Kaspersky this week published its first transparency report to share information on the government and law enforcement agency requests received in 2020 and in the first half of 2021.
During the first half of 2021, the Russian cybersecurity firm received 105 requests from law enforcement and government organizations in 17 countries. Russia made the highest number of requests, at 49 (14 for user data and 35 for technical expertise), followed by South Korea with 12 and Japan with 10.
The company rejected 40% of those requests “due to an absence of data or not meeting legal verification requirements.” Furthermore, Kaspersky says, 89 of those requests were for non-personal technical information and expertise.
In 2020, the company received a total of 160 requests from authorities in 15 countries. Once again, Russia made the highest number of requests, at 93 (27 for user data and 66 for technical expertise), followed by South Korea with 23, and France and Japan with 11 each.
Of the total number of received requests, 28 were for user data and all were rejected. The remaining 132 requests were for non-personal technical information and expertise, the company reveals in its report.

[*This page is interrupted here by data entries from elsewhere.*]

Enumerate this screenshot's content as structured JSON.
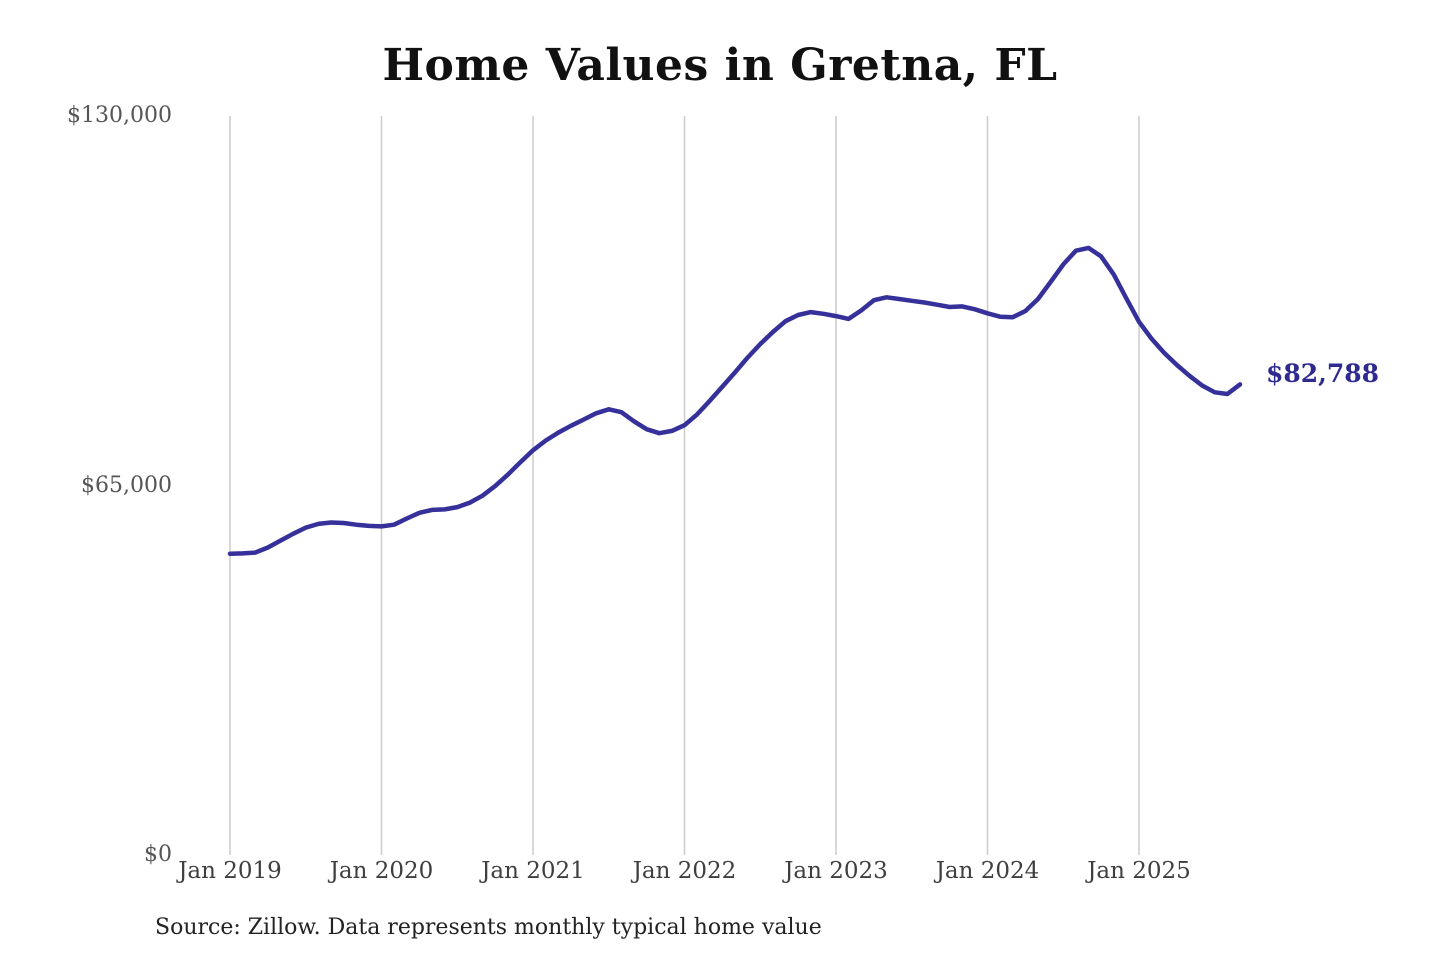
{
  "title": "Home Values in Gretna, FL",
  "source_note": "Source: Zillow. Data represents monthly typical home value",
  "colors": {
    "line": "#35309a",
    "grid": "#cccccc",
    "title_text": "#111111",
    "y_axis_text": "#555555",
    "x_axis_text": "#3f3f3f",
    "end_label_text": "#2e2a90",
    "source_text": "#222222",
    "background": "#ffffff"
  },
  "chart_data": {
    "type": "line",
    "title": "Home Values in Gretna, FL",
    "x_tick_labels": [
      "Jan 2019",
      "Jan 2020",
      "Jan 2021",
      "Jan 2022",
      "Jan 2023",
      "Jan 2024",
      "Jan 2025"
    ],
    "y_ticks": [
      {
        "label": "$130,000",
        "value": 130000
      },
      {
        "label": "$65,000",
        "value": 65000
      },
      {
        "label": "$0",
        "value": 0
      }
    ],
    "ylim": [
      0,
      130000
    ],
    "grid": "vertical-only",
    "legend": "none",
    "x_start_month": "Jan 2019",
    "x_end_month": "Sep 2025",
    "x_frequency": "monthly",
    "end_label": "$82,788",
    "end_value": 82788,
    "series": [
      {
        "name": "Monthly typical home value",
        "values": [
          53000,
          53050,
          53200,
          54100,
          55300,
          56500,
          57600,
          58250,
          58500,
          58400,
          58100,
          57900,
          57800,
          58100,
          59200,
          60200,
          60700,
          60800,
          61200,
          62000,
          63200,
          64900,
          66900,
          69100,
          71200,
          72900,
          74300,
          75500,
          76600,
          77700,
          78400,
          77900,
          76300,
          74900,
          74200,
          74600,
          75600,
          77500,
          79900,
          82400,
          84900,
          87500,
          89900,
          92000,
          93900,
          95000,
          95500,
          95200,
          94800,
          94300,
          95800,
          97600,
          98100,
          97800,
          97500,
          97200,
          96800,
          96400,
          96500,
          96000,
          95300,
          94700,
          94600,
          95700,
          97800,
          100800,
          103900,
          106300,
          106800,
          105300,
          102100,
          97900,
          93800,
          90800,
          88300,
          86200,
          84300,
          82600,
          81400,
          81100,
          82788
        ]
      }
    ]
  }
}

Kaspersky also notes that it doesn’t allow law enforcement or government organizations to access any of the user data that is stored on its infrastructure.

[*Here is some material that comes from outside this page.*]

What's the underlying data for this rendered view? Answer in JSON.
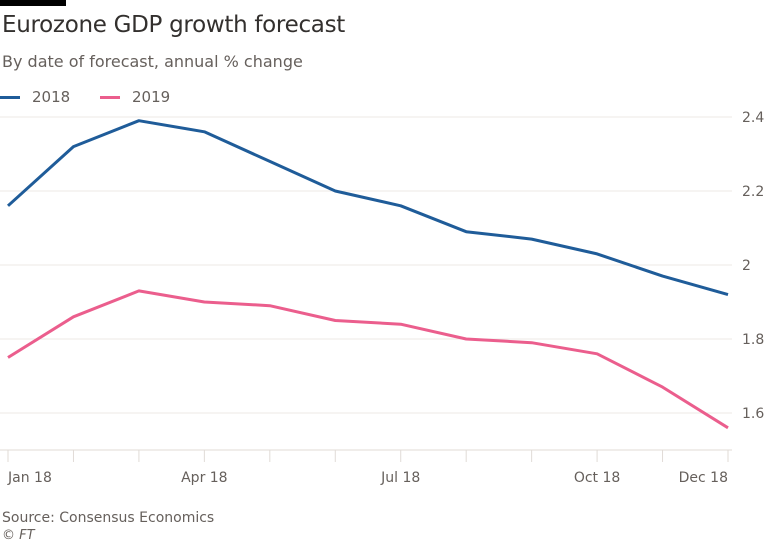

“We provide information on such data upon request, but no third party can directly or indirectly access our infrastructure or data, and all requests go through mandatory legal verification before approving, rejecting or appealing such requests,” Kaspersky says.
User data stored by the company includes the information that individuals share with Kaspersky when using its products and services, and it may differ, depending on the products and features. The cybersecurity company also points out that it does not have access to content data that law enforcement agencies are usually interested in.
Kaspersky says that it also receives requests for technical expertise that includes the information from its researchers and machine learning algorithms, such as indicators of compromise (IoCs), details about threat actors’ modus operandi, MD5 hashes of malware, statistical information, and the like.
The company also reveals that in 2020 it received a total of 503 requests from users to delete data, or share information on where the data is stored. In the first half of this year, Kaspersky received 1,199 such requests.